Rogue One has a women problem. In short, there aren’t many. In a universe where space wars are possible on a massive scale, where droids are self-aware, and where weapons made of light can cut through anything, there just don’t seem to be many women around. You’d think, in a galaxy-wide rebellion, there’d be at least a handful of women who cared enough to fight. They can’t all be stuck at home scavenging ship parts for Insta-bread portions and schlepping “Little Ani”s around.
Skeptics will point to the fact that our main character, Jyn Erso (Felicity Jones), is a woman, marking the second film in Disney’s Star Wars reboot that features a female lead. But this does not change the irrefutable fact that Jyn’s entire entourage – Cassian Andor, Chirrut Imwe, Bodhi Rook, Baze Malbus, even the droid K-2SO (Alan Tudyk) – is made up of men. Were there really no female martial artists for hire? Or the one they cast couldn’t quite handle the “I am one with the Force. The Force is with me” mantra?

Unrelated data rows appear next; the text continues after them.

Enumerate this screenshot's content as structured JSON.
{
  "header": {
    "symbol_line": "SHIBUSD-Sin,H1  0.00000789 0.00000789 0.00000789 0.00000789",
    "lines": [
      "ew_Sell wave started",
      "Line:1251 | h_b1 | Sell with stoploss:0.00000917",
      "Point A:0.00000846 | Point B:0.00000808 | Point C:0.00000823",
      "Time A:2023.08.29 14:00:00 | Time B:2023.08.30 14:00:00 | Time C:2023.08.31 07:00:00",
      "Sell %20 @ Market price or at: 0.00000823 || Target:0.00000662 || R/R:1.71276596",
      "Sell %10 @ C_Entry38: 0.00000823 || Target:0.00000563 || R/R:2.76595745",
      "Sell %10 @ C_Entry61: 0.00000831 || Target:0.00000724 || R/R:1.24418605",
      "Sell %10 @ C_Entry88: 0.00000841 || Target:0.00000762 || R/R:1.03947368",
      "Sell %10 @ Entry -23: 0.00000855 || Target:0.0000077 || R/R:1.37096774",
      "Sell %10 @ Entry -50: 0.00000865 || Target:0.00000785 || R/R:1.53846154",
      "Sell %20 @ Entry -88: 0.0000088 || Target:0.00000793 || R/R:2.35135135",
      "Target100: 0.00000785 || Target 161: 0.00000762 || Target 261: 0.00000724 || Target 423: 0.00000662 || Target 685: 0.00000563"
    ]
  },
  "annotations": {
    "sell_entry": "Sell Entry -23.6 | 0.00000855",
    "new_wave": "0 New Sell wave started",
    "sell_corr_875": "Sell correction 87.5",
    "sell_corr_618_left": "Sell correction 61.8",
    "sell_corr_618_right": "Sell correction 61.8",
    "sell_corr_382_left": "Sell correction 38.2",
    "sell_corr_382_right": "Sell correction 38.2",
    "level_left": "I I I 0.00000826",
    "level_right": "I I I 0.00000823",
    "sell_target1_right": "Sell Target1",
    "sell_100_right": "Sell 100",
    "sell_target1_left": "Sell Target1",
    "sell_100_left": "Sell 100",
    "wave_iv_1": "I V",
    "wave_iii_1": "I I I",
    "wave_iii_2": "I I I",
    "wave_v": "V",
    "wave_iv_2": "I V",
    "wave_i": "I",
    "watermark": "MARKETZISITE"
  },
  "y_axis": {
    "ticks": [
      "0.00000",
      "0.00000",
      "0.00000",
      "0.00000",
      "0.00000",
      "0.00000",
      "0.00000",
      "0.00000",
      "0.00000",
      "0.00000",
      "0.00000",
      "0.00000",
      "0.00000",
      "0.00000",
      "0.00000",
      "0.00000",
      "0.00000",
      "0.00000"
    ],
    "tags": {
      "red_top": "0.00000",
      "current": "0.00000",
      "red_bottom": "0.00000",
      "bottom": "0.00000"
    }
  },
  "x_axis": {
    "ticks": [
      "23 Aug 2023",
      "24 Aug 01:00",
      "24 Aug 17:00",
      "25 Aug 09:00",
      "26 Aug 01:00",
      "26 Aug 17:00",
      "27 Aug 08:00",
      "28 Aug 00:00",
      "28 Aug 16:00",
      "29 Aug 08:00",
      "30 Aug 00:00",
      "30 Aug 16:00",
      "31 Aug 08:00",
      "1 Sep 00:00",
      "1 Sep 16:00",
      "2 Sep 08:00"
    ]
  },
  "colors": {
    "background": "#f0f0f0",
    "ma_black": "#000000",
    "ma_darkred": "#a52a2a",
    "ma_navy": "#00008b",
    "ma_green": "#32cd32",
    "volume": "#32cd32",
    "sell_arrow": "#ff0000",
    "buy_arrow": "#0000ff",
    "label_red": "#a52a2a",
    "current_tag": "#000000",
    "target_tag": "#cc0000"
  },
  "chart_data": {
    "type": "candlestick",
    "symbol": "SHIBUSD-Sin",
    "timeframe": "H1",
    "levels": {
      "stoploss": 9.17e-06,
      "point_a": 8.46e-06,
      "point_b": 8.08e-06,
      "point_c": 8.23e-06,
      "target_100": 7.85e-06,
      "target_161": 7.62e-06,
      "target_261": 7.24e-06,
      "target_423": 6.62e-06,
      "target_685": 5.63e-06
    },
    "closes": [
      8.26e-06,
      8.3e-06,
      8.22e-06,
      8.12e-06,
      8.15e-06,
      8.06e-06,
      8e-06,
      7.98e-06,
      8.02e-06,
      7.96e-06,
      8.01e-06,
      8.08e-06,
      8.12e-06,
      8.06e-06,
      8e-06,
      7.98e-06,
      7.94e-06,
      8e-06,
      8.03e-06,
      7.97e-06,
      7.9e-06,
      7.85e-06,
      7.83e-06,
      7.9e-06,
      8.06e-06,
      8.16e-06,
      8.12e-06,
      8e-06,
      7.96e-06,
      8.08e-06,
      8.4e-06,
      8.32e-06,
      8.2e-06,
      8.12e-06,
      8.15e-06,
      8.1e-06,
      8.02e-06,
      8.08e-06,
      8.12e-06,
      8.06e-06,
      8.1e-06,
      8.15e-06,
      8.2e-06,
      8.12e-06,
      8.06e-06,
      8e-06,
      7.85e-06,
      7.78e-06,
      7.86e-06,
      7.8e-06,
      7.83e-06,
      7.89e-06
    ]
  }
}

The lack of female characters in the Rogue One squadron is compounded by the painful fact that, as a viewer, it is hard to relate to or care about Jyn. Like with other squad members, Rogue One takes almost no time to develop its characters. We never get to know what makes Cassian tick (other than, well, the Empire?), why Bodhi defected from the Imperial army, nor what caused the Alliance to view Saw Gerrera’s tactics as “too extreme.” Most importantly, as she’s our main character, we don’t feel the personal stakes behind Jyn’s reluctant mission to steal the Death Star’s data tapes. Unfortunately, this leaves our much lauded female hero feeling flat and uninteresting. Making Jyn Erso the centre of Rogue One, it seems, is nothing more than a token gesture in an overwhelming man’s (star) world.
On occasion, we did catch glimpses of other women in the galaxy: Mon Mothma, Jyn’s mother, the unnamed black Senator at the Alliance table, the unnamed female fighter pilot, and even a (stiff) digital likeness of the late Carrie Fisher as Princess Leia. However, there is no denying the rest of Rogue One is predominantly male. There’s a scene where Cassian Andor approaches Jyn with a small army of Rogue fighters ready for a rebellion. As I watched, I couldn’t help but feel angry that the film presumes women wouldn’t make up a major facet of the rebellion and frustration at the missed opportunity to be more inclusive. After 40 years, how can a franchise have regressed in its representation of women?
There is no doubt that Rogue One succeeds at progressivism in its diverse (male) casting choices – there are a wide array of skin colours, accents, and physical abilities in this film. However, you cannot achieve progress unless it is progress for everyone. In this sense, Rogue One is a regrettable step backwards for the representation of women in popular science fiction. As I left the theatre, it was difficult to feel anything resembling Princess Leia’s final word: “hope.”